The GNU Ada Translator (GNAT) isn't available for the Hurd so far. There are also a number of other Debian packages depending on GNAT, and thus not buildable on the Hurd.

The goal of this project is getting GNAT fully working in Debian GNU/Hurd. It requires implementing some explicitly system-specific stuff in GNAT, and maybe fixing a few other problems. Good knowledge of Ada is a must; some Hurd knowledge will have to be acquired while working on the project.

Designing and implementing language bindings is a follow-up project.

Possible mentors: Samuel Thibault (youpi), Thomas Schwinge (tschwinge).

Exercise: Fix one of the problems preventing GNAT from working on the Hurd.

Open Issue page. Entry in the GCC wiki.

The main idea of the Hurd design is giving users the ability to easily modify/extend the system's functionality (extensible system). This is done by creating filesystem translators and other kinds of Hurd servers.

However, in practice this is not as easy as it should, because creating translators and other servers is quite involved -- the interfaces for doing that are not exactly simple, and available only for C programs. Being able to easily create simple translators in RAD languages is highly desirable, to really be able to reap the advantages of the Hurd architecture.

Originally Lisp was meant to be the second system language besides C in the GNU system; but that doesn't mean we are bound to Lisp. Bindings for any popular high-level language, that helps quickly creating simple programs, are highly welcome.

Several approaches are possible when creating such bindings. One way is simply to provide wrappers to all the available C libraries (libtrivfs, libnetfs etc.). While this is easy (it requires relatively little consideration), it may not be the optimal solution.

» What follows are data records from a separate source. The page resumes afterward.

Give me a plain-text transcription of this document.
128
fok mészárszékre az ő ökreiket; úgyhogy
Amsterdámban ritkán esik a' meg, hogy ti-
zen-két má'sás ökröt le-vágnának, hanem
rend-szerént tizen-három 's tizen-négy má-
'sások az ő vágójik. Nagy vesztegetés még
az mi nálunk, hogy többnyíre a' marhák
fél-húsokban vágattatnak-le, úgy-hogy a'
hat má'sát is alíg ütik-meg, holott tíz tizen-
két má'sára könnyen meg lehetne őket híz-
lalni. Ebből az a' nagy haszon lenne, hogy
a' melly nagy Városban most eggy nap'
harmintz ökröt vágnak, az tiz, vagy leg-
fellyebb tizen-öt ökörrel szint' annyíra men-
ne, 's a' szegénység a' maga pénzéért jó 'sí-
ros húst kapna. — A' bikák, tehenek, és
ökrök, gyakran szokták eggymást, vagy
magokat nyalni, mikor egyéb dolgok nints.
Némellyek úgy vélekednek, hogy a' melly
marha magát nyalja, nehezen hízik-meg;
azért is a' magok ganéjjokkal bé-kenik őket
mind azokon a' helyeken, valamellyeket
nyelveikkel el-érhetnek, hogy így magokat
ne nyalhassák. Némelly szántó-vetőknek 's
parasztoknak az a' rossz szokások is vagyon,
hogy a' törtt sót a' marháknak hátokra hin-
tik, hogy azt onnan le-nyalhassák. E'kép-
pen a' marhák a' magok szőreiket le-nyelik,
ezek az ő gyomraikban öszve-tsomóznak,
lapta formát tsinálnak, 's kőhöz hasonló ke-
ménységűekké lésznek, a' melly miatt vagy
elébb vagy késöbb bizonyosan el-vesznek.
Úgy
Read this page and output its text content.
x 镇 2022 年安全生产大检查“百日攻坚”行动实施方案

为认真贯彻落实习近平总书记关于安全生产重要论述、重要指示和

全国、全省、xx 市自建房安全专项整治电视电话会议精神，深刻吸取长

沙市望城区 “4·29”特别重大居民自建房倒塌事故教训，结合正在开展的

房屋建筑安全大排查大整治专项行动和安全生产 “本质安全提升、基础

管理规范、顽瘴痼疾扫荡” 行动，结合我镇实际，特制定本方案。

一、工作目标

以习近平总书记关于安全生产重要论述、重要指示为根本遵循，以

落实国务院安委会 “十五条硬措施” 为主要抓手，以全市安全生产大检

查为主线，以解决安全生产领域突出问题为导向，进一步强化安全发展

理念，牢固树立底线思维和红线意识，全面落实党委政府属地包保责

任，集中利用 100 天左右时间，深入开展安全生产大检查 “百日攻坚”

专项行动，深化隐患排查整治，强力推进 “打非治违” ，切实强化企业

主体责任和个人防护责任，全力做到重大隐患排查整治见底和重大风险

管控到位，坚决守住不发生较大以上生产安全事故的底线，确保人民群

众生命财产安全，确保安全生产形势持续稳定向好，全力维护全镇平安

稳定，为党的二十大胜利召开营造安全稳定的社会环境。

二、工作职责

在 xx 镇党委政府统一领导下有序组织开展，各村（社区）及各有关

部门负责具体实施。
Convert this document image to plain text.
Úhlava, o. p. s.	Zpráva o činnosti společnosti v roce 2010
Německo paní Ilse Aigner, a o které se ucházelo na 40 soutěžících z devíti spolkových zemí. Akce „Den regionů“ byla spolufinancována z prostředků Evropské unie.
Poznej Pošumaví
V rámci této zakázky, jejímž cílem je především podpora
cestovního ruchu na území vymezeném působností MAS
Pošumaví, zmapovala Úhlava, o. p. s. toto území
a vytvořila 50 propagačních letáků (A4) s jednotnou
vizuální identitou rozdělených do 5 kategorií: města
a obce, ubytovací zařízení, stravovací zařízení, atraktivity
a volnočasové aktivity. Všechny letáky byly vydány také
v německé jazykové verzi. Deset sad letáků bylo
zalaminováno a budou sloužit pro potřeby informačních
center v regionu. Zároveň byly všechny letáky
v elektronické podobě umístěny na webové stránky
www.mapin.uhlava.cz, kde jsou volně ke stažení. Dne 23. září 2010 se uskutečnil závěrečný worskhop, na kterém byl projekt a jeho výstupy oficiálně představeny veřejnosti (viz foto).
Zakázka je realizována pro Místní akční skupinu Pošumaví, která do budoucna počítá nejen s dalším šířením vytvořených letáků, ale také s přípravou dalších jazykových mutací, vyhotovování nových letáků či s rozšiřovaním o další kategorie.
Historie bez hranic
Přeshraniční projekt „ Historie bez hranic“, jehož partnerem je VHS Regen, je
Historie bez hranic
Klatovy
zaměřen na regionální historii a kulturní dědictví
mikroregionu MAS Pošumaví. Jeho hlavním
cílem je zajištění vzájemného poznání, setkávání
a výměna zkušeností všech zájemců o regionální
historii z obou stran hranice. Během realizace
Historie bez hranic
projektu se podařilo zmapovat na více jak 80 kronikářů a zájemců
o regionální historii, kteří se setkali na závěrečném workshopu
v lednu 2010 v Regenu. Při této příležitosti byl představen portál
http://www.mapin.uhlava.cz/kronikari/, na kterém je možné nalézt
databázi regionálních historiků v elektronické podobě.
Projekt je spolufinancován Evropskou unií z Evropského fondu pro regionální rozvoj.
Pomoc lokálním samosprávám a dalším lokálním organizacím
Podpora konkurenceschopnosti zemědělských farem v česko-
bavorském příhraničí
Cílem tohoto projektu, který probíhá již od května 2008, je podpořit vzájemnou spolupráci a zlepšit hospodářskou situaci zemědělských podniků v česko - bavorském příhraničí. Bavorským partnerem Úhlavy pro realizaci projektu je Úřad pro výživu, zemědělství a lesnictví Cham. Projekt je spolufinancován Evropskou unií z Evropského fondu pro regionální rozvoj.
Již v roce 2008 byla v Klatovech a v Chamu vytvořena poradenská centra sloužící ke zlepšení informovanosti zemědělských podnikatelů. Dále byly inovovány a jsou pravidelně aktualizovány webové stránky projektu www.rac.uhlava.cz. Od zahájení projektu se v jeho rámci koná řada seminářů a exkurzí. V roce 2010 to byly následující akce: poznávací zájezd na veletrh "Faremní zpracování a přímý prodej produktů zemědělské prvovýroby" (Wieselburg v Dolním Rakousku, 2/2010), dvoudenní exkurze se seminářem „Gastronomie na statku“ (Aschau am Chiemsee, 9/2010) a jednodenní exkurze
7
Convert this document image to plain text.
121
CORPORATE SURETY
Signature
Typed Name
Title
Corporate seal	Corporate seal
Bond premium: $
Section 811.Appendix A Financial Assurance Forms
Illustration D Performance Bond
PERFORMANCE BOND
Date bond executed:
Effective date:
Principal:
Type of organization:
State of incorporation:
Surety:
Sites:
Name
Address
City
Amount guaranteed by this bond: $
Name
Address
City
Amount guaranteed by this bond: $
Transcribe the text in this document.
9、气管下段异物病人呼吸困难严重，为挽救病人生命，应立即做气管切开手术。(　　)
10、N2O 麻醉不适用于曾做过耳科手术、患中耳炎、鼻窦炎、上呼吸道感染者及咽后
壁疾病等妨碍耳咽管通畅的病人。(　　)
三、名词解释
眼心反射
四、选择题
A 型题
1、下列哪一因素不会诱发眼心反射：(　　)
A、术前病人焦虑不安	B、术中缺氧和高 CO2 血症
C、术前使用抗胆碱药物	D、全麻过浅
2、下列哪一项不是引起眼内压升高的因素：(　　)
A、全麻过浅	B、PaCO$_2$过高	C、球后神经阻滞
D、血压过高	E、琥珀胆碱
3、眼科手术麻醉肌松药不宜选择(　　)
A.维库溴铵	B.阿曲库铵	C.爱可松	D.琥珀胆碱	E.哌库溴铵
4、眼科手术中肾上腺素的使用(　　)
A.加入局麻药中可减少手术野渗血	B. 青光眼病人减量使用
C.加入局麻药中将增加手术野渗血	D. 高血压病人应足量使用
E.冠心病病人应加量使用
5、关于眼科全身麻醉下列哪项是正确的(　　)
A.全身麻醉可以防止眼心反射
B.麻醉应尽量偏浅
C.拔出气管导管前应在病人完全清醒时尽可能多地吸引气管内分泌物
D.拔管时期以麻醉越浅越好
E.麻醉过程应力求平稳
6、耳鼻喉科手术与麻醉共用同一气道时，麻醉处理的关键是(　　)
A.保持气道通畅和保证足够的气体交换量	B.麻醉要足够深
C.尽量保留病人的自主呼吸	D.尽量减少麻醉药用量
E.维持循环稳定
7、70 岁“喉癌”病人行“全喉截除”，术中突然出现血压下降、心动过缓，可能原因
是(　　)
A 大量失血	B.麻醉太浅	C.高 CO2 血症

It is preferable to hook in at a lower level, thus being able to create interfaces that are specially adapted to make good use of the features available in the respective language.

These more specialized bindings could hook in at some of the lower level library interfaces (libports, glibc, etc.); use the MIG-provided RPC stubs directly; or even create native stubs directly from the interface definitions. The lisp bindings created by Flavio Cruz as his 2008 GSoC project mostly use the latter approach, and can serve as a good example. In his 2011 GSoC project, Jérémie Koenig designed and began implementing an object-oriented interface; see his Java status page for details.

There is another possible reason for preferring lower-level bindings: Presently, the Hurd server libraries use the cthreads threading library, which predates the pthread standard prevalent today. There is a pthread library for the Hurd as well, but it's not possible to use both cthreads and pthreads in the same executable. Thus, until porting the Hurd libraries to pthreads is finished, implementing bindings for any language that uses pthreads (in the runtime environment or the actual programs) is only possible when not using the standard Hurd server libraries at all -- i.e. when binding at MIG stub level or interface definition level.

The task is to create easy to use Hurd bindings for a language of the student's choice, and some example servers to prove that it works well in practice. This project will require gaining a very good understanding of the various Hurd interfaces. Skills in designing nice programming interfaces are a must.

Anatoly A. Kazantsev has started working on Python bindings last year -- if Python is your language of choice, you probably should take his work and complete it.

There was also some previous work on Perl bindings, which might serve as a reference if you want to work on Perl.

Possible mentors: Anatoly A. Kazantsev (anatoly) for Python